With three weeks to go before the Falls Church City Council is slated to vote on its Fiscal Year 2014 budget, no one on the Council has yet tipped their hand on how they intend to handle the record increase in the School Board’s budget request.

Tonight’s joint City Council-School Board work session was supposed to be the showdown event that would define how a majority on the Council might vote, but much less a majority, no single Council member had a word to say on that specific matter.

Perhaps it was because the School Board, led by Chair Susan Kearney, came loaded to the teeth with detailed answers to all the 16 questions that the Council had presented them with to compel them to justify the 12.9 percent increase in funding. A detailed 28-page document replete with graphs and projections provided the background to the answers.

When it was all over, all that Mayor Nader Baroukh could say was to caution the Council that the time is running short for some decisions.

By far the most vocal of the Council members, Ira Kaylin, himself refused to draw any conclusions from the meeting. “We just got this information and need to read more before we can comment,” he said.

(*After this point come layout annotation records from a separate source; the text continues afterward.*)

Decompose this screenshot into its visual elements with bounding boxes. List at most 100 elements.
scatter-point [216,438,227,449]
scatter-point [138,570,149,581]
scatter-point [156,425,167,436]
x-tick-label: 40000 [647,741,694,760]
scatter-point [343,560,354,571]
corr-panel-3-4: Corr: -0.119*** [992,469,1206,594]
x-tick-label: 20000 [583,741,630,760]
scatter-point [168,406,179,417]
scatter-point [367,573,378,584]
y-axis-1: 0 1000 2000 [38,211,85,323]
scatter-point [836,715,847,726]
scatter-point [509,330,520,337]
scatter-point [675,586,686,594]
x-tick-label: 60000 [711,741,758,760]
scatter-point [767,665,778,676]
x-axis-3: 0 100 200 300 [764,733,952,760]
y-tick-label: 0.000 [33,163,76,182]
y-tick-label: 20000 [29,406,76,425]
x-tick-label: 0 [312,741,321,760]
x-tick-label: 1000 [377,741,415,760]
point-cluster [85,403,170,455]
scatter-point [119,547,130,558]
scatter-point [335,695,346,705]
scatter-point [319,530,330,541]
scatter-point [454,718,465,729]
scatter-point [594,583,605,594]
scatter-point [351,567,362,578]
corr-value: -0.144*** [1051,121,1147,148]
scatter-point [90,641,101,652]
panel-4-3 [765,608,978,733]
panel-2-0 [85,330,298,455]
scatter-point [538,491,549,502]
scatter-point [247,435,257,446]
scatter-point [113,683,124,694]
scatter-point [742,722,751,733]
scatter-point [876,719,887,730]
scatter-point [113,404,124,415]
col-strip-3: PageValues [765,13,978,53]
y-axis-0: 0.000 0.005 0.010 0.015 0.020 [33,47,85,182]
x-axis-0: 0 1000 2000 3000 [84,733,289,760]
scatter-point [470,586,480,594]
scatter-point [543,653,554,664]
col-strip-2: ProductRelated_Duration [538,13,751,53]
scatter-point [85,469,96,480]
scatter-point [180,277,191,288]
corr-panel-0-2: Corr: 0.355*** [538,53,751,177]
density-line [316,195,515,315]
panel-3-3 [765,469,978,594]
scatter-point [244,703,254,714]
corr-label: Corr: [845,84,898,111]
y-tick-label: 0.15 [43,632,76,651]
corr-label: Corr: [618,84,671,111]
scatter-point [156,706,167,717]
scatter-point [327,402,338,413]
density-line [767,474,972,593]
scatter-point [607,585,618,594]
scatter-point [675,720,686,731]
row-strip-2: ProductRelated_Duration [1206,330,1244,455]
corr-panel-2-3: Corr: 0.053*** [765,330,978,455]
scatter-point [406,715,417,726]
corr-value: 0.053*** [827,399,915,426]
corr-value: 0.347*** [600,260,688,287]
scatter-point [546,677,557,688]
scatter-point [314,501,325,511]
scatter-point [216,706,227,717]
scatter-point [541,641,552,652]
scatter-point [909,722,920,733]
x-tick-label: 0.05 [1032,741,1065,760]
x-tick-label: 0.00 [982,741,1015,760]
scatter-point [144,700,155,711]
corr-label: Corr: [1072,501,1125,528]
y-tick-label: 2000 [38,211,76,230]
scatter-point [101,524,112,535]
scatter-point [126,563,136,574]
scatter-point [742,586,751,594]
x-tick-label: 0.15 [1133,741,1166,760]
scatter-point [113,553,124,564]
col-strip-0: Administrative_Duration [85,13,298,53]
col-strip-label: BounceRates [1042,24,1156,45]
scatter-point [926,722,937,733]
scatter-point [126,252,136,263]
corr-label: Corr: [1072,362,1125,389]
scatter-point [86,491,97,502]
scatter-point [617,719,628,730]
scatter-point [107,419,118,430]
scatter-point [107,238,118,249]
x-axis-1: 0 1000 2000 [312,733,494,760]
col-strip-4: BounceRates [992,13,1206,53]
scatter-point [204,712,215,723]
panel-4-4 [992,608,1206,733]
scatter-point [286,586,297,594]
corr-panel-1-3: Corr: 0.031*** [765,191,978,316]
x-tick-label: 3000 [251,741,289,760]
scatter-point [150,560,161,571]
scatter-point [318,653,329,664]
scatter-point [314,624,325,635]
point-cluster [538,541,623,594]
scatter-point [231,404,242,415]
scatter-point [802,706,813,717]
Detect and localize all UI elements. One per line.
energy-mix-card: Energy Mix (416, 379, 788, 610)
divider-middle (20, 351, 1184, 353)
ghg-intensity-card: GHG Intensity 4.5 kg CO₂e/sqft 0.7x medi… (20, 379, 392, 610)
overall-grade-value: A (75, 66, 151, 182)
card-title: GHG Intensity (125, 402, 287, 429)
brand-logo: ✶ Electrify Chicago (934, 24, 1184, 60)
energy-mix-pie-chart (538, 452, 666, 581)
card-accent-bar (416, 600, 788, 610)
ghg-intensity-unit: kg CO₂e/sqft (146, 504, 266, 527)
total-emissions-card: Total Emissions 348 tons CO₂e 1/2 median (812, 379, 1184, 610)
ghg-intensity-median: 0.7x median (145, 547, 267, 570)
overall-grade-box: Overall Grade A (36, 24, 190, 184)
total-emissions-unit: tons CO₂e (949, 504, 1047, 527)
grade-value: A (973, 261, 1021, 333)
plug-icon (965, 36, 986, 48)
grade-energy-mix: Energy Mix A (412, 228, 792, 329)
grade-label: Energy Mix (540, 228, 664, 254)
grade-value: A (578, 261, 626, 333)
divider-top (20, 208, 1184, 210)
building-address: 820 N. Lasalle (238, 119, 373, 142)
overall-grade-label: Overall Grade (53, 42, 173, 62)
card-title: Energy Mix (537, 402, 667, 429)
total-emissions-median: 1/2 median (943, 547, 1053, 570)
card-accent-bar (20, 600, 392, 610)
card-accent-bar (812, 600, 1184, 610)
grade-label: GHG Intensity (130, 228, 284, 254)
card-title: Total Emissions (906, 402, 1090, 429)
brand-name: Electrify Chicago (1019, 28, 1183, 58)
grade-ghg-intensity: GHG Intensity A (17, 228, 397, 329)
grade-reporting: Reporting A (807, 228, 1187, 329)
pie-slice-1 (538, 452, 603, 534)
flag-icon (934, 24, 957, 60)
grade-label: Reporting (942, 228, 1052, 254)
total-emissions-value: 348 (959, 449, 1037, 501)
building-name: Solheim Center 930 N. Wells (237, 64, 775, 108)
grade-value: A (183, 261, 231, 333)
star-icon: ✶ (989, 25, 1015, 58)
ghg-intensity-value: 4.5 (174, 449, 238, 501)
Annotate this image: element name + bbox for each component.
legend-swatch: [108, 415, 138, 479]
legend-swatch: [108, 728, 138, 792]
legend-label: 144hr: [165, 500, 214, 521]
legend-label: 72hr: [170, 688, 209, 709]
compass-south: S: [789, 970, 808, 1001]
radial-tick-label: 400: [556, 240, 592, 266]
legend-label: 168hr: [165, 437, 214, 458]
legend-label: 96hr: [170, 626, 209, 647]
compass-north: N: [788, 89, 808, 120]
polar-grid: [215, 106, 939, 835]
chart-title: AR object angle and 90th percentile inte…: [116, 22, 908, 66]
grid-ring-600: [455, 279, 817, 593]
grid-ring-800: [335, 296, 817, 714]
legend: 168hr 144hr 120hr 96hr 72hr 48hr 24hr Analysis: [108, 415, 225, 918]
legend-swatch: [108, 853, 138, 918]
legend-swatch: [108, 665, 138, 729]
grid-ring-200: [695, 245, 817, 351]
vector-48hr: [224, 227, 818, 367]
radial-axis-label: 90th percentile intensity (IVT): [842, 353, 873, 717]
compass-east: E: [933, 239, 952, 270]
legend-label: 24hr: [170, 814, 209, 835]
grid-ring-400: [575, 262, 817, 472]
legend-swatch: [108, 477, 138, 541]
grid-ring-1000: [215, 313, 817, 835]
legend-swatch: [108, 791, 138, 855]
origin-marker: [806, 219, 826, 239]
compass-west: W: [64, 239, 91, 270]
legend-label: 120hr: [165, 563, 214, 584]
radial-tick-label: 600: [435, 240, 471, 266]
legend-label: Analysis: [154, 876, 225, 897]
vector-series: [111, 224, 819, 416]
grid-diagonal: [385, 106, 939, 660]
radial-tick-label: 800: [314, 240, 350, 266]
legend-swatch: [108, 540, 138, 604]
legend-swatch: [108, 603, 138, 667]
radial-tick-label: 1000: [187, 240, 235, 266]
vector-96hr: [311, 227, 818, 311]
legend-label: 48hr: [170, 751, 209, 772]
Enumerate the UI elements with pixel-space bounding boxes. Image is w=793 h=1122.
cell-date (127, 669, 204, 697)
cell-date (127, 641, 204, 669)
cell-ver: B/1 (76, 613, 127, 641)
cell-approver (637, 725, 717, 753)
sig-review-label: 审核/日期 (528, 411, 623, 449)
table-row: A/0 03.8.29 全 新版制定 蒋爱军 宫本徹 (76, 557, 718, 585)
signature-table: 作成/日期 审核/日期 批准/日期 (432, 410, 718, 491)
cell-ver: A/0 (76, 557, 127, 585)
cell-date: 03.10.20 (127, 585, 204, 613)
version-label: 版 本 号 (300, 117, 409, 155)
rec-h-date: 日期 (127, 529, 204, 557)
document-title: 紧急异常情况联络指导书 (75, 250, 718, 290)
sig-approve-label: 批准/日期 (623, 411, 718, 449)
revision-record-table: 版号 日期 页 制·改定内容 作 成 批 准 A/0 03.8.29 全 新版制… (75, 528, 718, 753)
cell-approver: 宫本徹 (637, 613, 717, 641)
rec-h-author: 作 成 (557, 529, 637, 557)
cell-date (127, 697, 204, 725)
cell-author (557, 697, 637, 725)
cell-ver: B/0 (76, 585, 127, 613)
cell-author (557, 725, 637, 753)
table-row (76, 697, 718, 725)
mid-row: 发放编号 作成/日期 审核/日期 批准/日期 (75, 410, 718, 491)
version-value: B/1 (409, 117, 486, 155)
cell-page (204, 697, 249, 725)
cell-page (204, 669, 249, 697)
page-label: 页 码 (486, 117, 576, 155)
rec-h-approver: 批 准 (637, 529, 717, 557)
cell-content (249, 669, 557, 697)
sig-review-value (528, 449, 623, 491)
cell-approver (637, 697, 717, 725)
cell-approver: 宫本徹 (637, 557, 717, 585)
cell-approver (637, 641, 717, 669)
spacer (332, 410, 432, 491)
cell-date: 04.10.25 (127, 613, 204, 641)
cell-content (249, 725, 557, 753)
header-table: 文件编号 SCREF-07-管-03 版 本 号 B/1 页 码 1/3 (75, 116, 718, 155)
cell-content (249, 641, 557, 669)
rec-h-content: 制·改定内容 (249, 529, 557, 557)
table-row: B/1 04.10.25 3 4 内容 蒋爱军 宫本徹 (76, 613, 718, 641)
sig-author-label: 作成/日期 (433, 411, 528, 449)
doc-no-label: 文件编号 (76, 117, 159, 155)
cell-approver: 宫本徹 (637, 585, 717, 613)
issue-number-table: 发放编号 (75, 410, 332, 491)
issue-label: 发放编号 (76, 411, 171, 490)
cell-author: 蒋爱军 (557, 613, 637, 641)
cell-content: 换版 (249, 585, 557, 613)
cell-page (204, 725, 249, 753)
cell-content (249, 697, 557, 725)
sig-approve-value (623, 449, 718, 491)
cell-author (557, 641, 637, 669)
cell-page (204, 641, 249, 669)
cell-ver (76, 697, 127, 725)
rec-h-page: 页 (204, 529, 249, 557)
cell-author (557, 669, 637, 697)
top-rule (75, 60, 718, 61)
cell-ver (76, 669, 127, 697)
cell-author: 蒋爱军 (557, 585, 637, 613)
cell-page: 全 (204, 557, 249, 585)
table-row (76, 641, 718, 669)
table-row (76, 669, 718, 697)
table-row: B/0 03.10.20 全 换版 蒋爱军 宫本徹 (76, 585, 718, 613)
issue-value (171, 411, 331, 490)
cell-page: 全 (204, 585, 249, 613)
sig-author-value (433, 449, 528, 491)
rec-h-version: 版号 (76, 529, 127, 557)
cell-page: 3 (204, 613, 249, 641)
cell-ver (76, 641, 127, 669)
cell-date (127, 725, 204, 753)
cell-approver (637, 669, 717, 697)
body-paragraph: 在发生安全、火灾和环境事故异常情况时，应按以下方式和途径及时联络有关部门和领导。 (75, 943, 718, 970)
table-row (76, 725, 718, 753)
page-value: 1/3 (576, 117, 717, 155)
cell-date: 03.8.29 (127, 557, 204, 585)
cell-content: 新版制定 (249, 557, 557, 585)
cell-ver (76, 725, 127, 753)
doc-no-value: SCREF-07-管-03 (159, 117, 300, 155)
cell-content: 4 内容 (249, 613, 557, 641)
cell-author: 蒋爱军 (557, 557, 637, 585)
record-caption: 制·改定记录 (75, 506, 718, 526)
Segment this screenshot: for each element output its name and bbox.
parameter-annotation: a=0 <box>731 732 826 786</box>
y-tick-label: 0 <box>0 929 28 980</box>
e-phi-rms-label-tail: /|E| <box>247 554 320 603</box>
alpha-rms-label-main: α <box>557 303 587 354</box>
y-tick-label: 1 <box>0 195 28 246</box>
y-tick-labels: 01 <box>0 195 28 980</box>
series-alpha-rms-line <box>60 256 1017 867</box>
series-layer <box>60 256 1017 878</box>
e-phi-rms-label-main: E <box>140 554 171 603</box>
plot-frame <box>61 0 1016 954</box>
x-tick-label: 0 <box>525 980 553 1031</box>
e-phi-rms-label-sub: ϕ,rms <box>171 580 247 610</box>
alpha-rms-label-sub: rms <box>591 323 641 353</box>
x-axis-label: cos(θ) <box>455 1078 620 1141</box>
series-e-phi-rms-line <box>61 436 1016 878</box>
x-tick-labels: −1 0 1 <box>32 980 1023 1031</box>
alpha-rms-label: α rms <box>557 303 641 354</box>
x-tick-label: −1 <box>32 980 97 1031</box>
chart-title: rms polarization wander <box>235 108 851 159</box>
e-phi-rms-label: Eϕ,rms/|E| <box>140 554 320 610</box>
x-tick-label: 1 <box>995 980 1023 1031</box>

This was a far tamer Kaylin than when he lashed out at the Schools’ Chief Financial Officer Hunter Kimble for Kimble’s analysis of the Virginia Retirement Fund (VRS) situation last month. This time, the Schools came armed with a statement from the chief financial officer of the VRS corroborating Kimble’s analysis. Kaylin had been so upset at Kimble’s analysis earlier that he said it called just about everything the Schools were arguing into question.

But the bottom line that has been strongly defended by Kearney, School Superintendent Dr. Toni Jones and other School Board members tonight was the undisputed fact that there are 496 more students in the system now that there were five years ago, a 25 percent jump adding up to almost the total enrollment at the Thomas Jefferson School.